Sonic Generator Redux
In 2014, Tom Sherwood, then principal percussionist with the Atlanta Symphony Orchestra, announced that he was joining the Cleveland Symphony Orchestra. With Sherwood’s departure, together with his wife, Jessica, an accomplished flutist and educator in her own right, Atlanta appeared to have lost Sonic Generator, one of the city’s most adventurous new music ensembles.
Founded by Sherwood in 2005 as an ensemble-in-residence at Georgia Tech, during its heyday Sonic Generator established a reputation for exceptional concert performances and ambitious programming. In 2011, SONICpalooza, a 10-hour marathon of contemporary acoustic and electronic music performed in the lobby of the Woodruff Arts Center, ended with a mesmerizing, midnight-hour rendition by Sonic Generator of Steve Reich’s Music for 18 Musicians. A few months later, the ensemble collaborated with gloATL and ASO music director Robert Spano to stage Maa (1991), Finnish composer Kaija Saariaho’s highly adventurous, immersive, multimedia ballet. In 2012, an expanded version of Sonic Generator performed a new score composed by Argentinean Martin Matalon for Fritz Lang’s 1927 silent sci-fi film, Metropolis,, which was screened under the stars on an outside wall of the High Museum.

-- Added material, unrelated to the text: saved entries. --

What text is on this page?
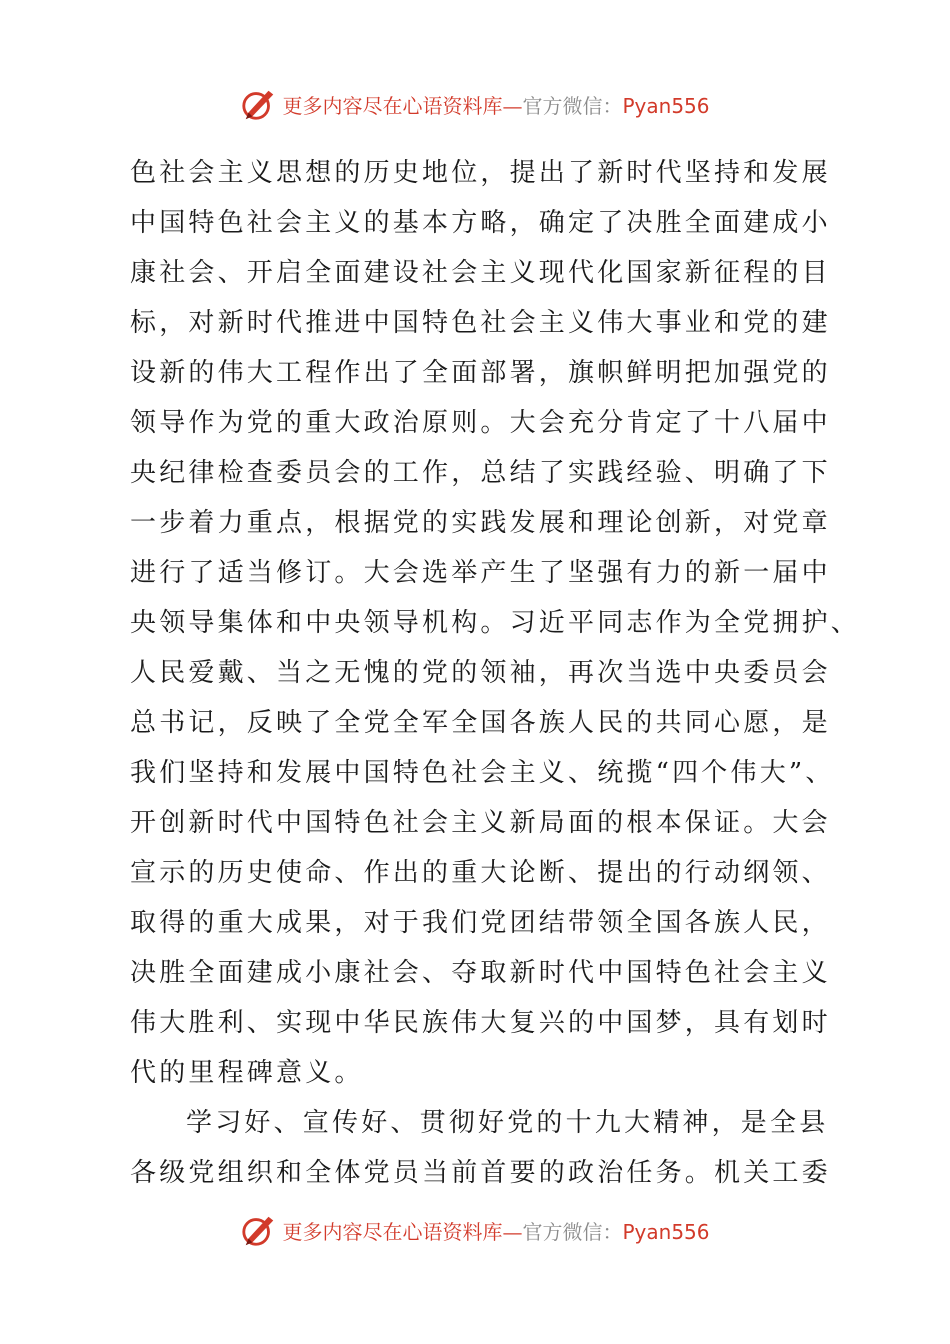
更多内容尽在心语资料库—官方微信：Pyan556
色社会主义思想的历史地位，提出了新时代坚持和发展
中国特色社会主义的基本方略，确定了决胜全面建成小
康社会、开启全面建设社会主义现代化国家新征程的目
标，对新时代推进中国特色社会主义伟大事业和党的建
设新的伟大工程作出了全面部署，旗帜鲜明把加强党的
领导作为党的重大政治原则。大会充分肯定了十八届中
央纪律检查委员会的工作，总结了实践经验、明确了下
一步着力重点，根据党的实践发展和理论创新，对党章
进行了适当修订。大会选举产生了坚强有力的新一届中
央领导集体和中央领导机构。习近平同志作为全党拥护、
人民爱戴、当之无愧的党的领袖，再次当选中央委员会
总书记，反映了全党全军全国各族人民的共同心愿，是
我们坚持和发展中国特色社会主义、统揽“四个伟大”、
开创新时代中国特色社会主义新局面的根本保证。大会
宣示的历史使命、作出的重大论断、提出的行动纲领、
取得的重大成果，对于我们党团结带领全国各族人民，
决胜全面建成小康社会、夺取新时代中国特色社会主义
伟大胜利、实现中华民族伟大复兴的中国梦，具有划时
代的里程碑意义。
学习好、宣传好、贯彻好党的十九大精神，是全县
各级党组织和全体党员当前首要的政治任务。机关工委
更多内容尽在心语资料库—官方微信：Pyan556
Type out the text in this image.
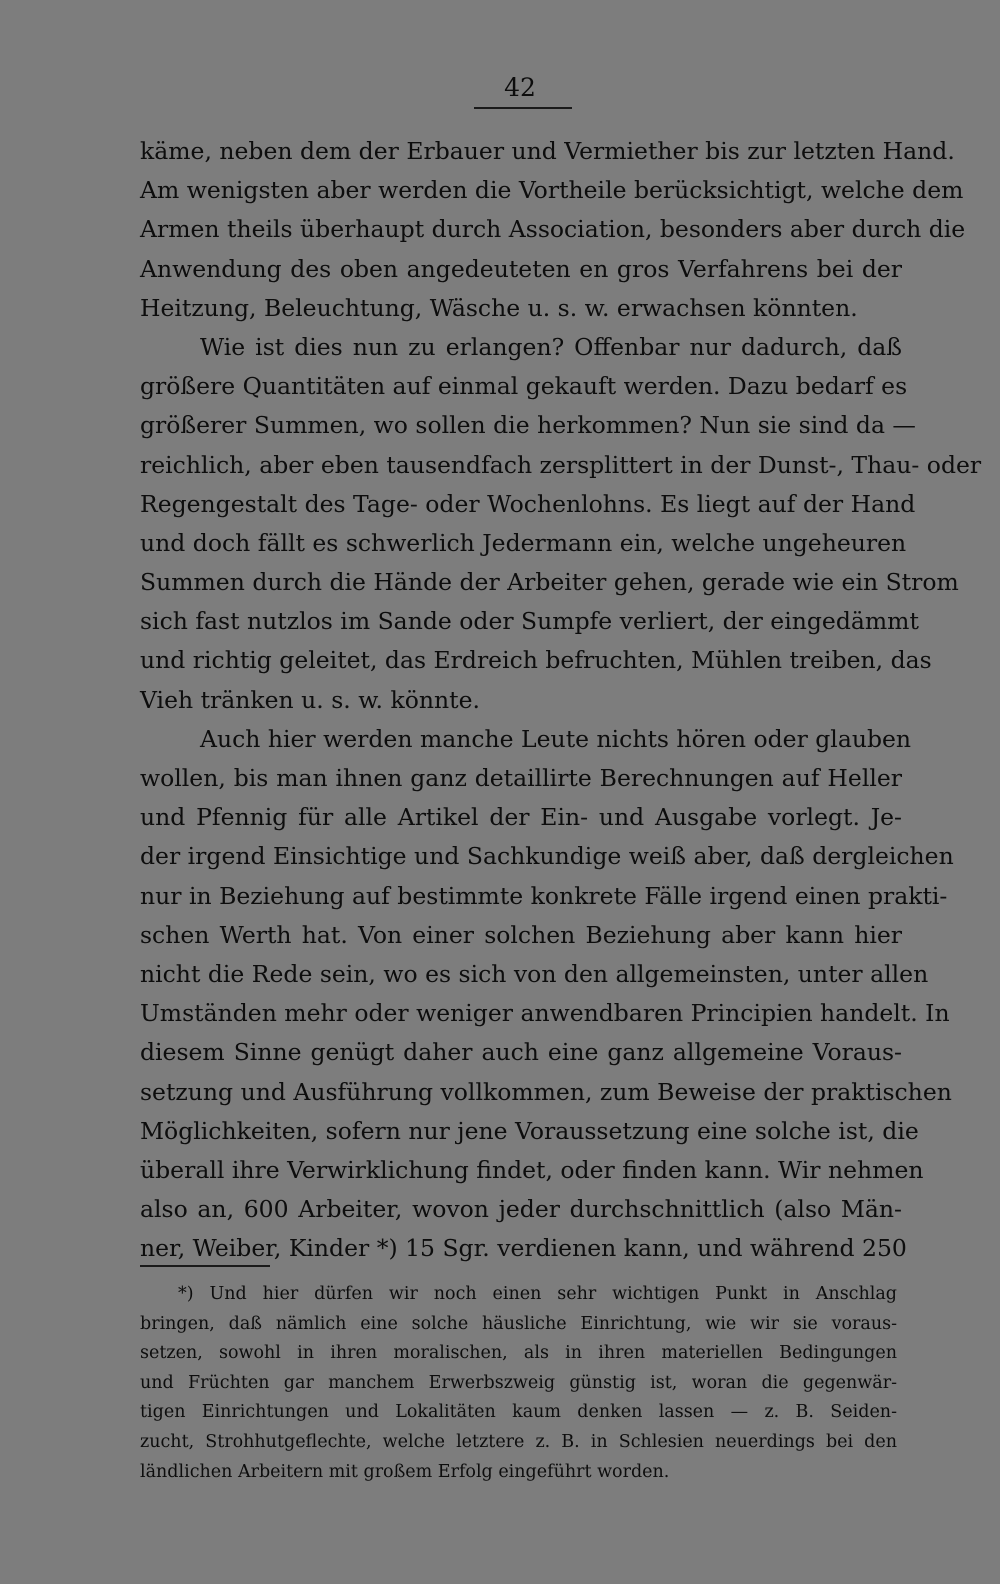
42
käme, neben dem der Erbauer und Vermiether bis zur letzten Hand.
Am wenigsten aber werden die Vortheile berücksichtigt, welche dem
Armen theils überhaupt durch Association, besonders aber durch die
Anwendung des oben angedeuteten en gros Verfahrens bei der
Heitzung, Beleuchtung, Wäsche u. s. w. erwachsen könnten.
Wie ist dies nun zu erlangen? Offenbar nur dadurch, daß
größere Quantitäten auf einmal gekauft werden. Dazu bedarf es
größerer Summen, wo sollen die herkommen? Nun sie sind da —
reichlich, aber eben tausendfach zersplittert in der Dunst-, Thau- oder
Regengestalt des Tage- oder Wochenlohns. Es liegt auf der Hand
und doch fällt es schwerlich Jedermann ein, welche ungeheuren
Summen durch die Hände der Arbeiter gehen, gerade wie ein Strom
sich fast nutzlos im Sande oder Sumpfe verliert, der eingedämmt
und richtig geleitet, das Erdreich befruchten, Mühlen treiben, das
Vieh tränken u. s. w. könnte.
Auch hier werden manche Leute nichts hören oder glauben
wollen, bis man ihnen ganz detaillirte Berechnungen auf Heller
und Pfennig für alle Artikel der Ein- und Ausgabe vorlegt. Je-
der irgend Einsichtige und Sachkundige weiß aber, daß dergleichen
nur in Beziehung auf bestimmte konkrete Fälle irgend einen prakti-
schen Werth hat. Von einer solchen Beziehung aber kann hier
nicht die Rede sein, wo es sich von den allgemeinsten, unter allen
Umständen mehr oder weniger anwendbaren Principien handelt. In
diesem Sinne genügt daher auch eine ganz allgemeine Voraus-
setzung und Ausführung vollkommen, zum Beweise der praktischen
Möglichkeiten, sofern nur jene Voraussetzung eine solche ist, die
überall ihre Verwirklichung findet, oder finden kann. Wir nehmen
also an, 600 Arbeiter, wovon jeder durchschnittlich (also Män-
ner, Weiber, Kinder *) 15 Sgr. verdienen kann, und während 250
*) Und hier dürfen wir noch einen sehr wichtigen Punkt in Anschlag
bringen, daß nämlich eine solche häusliche Einrichtung, wie wir sie voraus-
setzen, sowohl in ihren moralischen, als in ihren materiellen Bedingungen
und Früchten gar manchem Erwerbszweig günstig ist, woran die gegenwär-
tigen Einrichtungen und Lokalitäten kaum denken lassen — z. B. Seiden-
zucht, Strohhutgeflechte, welche letztere z. B. in Schlesien neuerdings bei den
ländlichen Arbeitern mit großem Erfolg eingeführt worden.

On April 3, Sonic Generator (sans the Sherwoods) makes its long-awaited return in a collaborative program with Café Momus, a student-led Georgia Tech ensemble which focuses on combining contemporary music and theater. Previous Café Momus projects include Igor Stravinsky’s L’Histoire du Soldat and William Walton’s Façade, An Entertainment. For this performance Café Momus will be joined by members of the original Sonic Generator troupe in a performance of Arnold Schoenberg’s Opus 21. One of modern chamber music’s landmark works, the full title of this atonal composition, which premiered in Berlin in 1912, is Three Times Seven Poems from Albert Giraud’s “Pierrot Lunaire.” Most classical music enthusiasts know it as “Pierrot Lunaire” or simply “Pierrot,” a reference to the cycle of poems by Belgian poet Albert Giraud, upon which the work is based.
“We’ve been looking for ways in which Sonic Generator can continue in some shape or form,” says Chaowen Ting, director of Orchestral Studies at Georgia Tech. “‘Pierrot’ was one that everyone was most interested in doing.”
Also on the program: Violinist Grant Gilman conducts Café Momus in Erich Korngold’s String Sextet, Op. 10 (1915), while Ted Gurch, associate principal clarinetist with the ASO and Sonic Generator alumnus, leads the student ensemble in a rendition of “Autumn Music” (1995) by Jennifer Higdon. The show takes place at Georgia Tech’s West Village Dining Center.